Barnett will present this free lecture in person at the UF Whitney Laboratory Lohman Auditorium, 9505 Ocean Shore Boulevard, in St. Augustine. Those interested also have the option of registering to watch via Zoom live the night of the lecture.
Register to watch online: https://ufl.zoom.us/webinar/register/WN_sdY555H-Sv2Cv4LjDQTJNg
About the talk: The human fascination with seashells is primal. Archeological evidence suggests that Neanderthals collected cockle shells on the coast of what is modern Spain, perhaps giving preference to those they found beautiful. Native Floridians built “great cities of shell” along the coasts, later carted off for road fill. In the 1950s, the nation burned with shell-collecting fever only a Florida vacation could cure. In a special program for the Whitney Lab, award-winning environmental author and UF professor Cynthia Barnett will introduce the long, rich and surprisingly profound relationship between humans and seashells. Traveling from Florida to the Bahamas to the Maldives, West Africa, and beyond, Barnett explores the ancient history of shells as global currency, their use as religious and luxury objects, and the remarkable marine mollusks that make them. For eons, shells and their makers have reflected humanity’s shifting attitudes toward and precarious place in the natural world. While shells reveal how humans have altered the climate and the sea—down to its very chemistry—they are also sentinels of hope for alternative energy and other solutions that lie beneath the waves. With her engaging account of an aspect of nature and culture long hidden in plain sight, Barnett illuminates the beauty and wonder of seashells as well as the human ingenuity and scientific solutions they represent for our warming world.

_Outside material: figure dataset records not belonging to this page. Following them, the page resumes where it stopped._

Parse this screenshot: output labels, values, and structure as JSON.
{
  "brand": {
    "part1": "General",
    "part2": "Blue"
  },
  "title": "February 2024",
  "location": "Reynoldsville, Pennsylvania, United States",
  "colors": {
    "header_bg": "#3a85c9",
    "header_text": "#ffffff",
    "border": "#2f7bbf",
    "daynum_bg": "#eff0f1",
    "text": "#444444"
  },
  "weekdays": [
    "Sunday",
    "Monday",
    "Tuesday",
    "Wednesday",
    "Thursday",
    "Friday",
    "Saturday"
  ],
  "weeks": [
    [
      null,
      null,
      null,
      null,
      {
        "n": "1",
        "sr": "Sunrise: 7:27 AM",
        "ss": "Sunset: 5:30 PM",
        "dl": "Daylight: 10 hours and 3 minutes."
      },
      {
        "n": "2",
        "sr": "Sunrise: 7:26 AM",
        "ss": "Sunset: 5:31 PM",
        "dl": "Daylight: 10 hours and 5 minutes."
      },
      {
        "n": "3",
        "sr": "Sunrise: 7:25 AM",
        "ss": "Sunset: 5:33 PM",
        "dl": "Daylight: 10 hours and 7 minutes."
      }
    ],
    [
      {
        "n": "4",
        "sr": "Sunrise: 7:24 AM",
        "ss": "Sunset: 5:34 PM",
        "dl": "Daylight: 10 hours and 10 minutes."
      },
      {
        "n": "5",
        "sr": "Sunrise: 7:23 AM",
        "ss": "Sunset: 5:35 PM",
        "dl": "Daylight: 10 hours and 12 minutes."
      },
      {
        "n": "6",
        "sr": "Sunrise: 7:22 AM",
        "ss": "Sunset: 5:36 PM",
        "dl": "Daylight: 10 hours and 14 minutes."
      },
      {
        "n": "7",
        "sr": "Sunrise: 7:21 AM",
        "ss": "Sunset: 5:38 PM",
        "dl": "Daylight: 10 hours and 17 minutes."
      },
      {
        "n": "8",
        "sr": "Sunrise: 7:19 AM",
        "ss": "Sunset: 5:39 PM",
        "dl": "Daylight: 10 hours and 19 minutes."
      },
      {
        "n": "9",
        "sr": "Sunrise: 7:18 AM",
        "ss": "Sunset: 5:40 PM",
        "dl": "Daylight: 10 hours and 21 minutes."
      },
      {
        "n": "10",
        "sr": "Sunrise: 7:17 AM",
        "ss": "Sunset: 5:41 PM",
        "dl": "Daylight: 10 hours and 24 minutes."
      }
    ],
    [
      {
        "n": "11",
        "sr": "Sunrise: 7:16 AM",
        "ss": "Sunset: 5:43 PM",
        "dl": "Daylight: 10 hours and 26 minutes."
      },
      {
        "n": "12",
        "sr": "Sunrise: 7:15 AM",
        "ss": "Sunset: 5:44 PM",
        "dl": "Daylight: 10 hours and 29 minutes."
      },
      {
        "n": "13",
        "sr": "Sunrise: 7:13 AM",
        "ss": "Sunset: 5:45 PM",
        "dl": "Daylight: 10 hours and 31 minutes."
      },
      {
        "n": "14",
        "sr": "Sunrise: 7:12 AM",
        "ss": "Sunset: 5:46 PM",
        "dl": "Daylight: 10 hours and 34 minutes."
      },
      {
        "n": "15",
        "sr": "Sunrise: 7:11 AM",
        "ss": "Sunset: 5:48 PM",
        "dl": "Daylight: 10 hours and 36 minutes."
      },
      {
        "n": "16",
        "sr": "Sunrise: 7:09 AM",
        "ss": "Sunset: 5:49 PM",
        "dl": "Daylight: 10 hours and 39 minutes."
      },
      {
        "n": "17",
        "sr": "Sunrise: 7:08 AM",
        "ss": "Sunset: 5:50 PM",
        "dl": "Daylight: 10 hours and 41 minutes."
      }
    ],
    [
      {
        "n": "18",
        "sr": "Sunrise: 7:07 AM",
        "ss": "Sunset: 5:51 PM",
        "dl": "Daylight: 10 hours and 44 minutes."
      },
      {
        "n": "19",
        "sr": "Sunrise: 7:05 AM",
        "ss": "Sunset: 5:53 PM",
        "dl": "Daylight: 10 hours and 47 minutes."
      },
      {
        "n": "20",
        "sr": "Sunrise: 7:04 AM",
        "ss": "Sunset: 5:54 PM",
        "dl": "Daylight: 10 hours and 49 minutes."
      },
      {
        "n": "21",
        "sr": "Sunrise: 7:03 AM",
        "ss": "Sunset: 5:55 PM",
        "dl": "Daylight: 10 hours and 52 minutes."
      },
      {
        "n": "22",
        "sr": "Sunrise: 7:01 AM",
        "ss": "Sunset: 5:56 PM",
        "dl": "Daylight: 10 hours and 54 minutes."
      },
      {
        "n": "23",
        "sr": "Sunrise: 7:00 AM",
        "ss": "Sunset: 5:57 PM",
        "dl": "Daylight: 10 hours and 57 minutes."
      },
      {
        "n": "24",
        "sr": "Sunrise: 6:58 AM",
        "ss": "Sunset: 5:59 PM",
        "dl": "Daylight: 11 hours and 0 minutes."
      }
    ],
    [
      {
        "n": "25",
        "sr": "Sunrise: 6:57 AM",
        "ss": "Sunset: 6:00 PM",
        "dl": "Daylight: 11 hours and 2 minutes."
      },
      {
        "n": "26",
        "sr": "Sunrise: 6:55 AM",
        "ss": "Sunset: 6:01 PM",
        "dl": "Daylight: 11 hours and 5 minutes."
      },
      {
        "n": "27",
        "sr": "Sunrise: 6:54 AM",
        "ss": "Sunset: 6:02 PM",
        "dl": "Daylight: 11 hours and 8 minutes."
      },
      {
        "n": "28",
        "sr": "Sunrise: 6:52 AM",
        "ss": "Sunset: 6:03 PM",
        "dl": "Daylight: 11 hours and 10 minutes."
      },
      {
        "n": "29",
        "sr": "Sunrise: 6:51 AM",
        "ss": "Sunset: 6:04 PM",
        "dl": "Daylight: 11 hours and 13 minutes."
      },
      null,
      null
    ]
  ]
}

Followed by a book sale and signing. Proceeds from the sale of books and seashell cards will benefit the Whitney Laboratory K-12 Education Endowment Fund.
About the author: Cynthia Barnett is an award-winning environmental journalist who has reported on water and climate worldwide. Her writing has appeared in National Geographic, the Atlantic, the New York Times, the Los Angeles Times, the Wall Street Journal and many other publications. She is the author of four books including Rain: A Natural and Cultural History, which was longlisted for the National Book Award. The Sound of the Sea, her newest book, was recently named one of the best science books of 2021 by NPR’s Science Friday, and one of the best nonfiction books of the year by Kirkus Reviews, Bloomberg News, Library Journal and The Tampa Bay Times. Ms. Barnett also serves as Environmental Journalist in Residence at the University of Florida’s College of Journalism and Communications.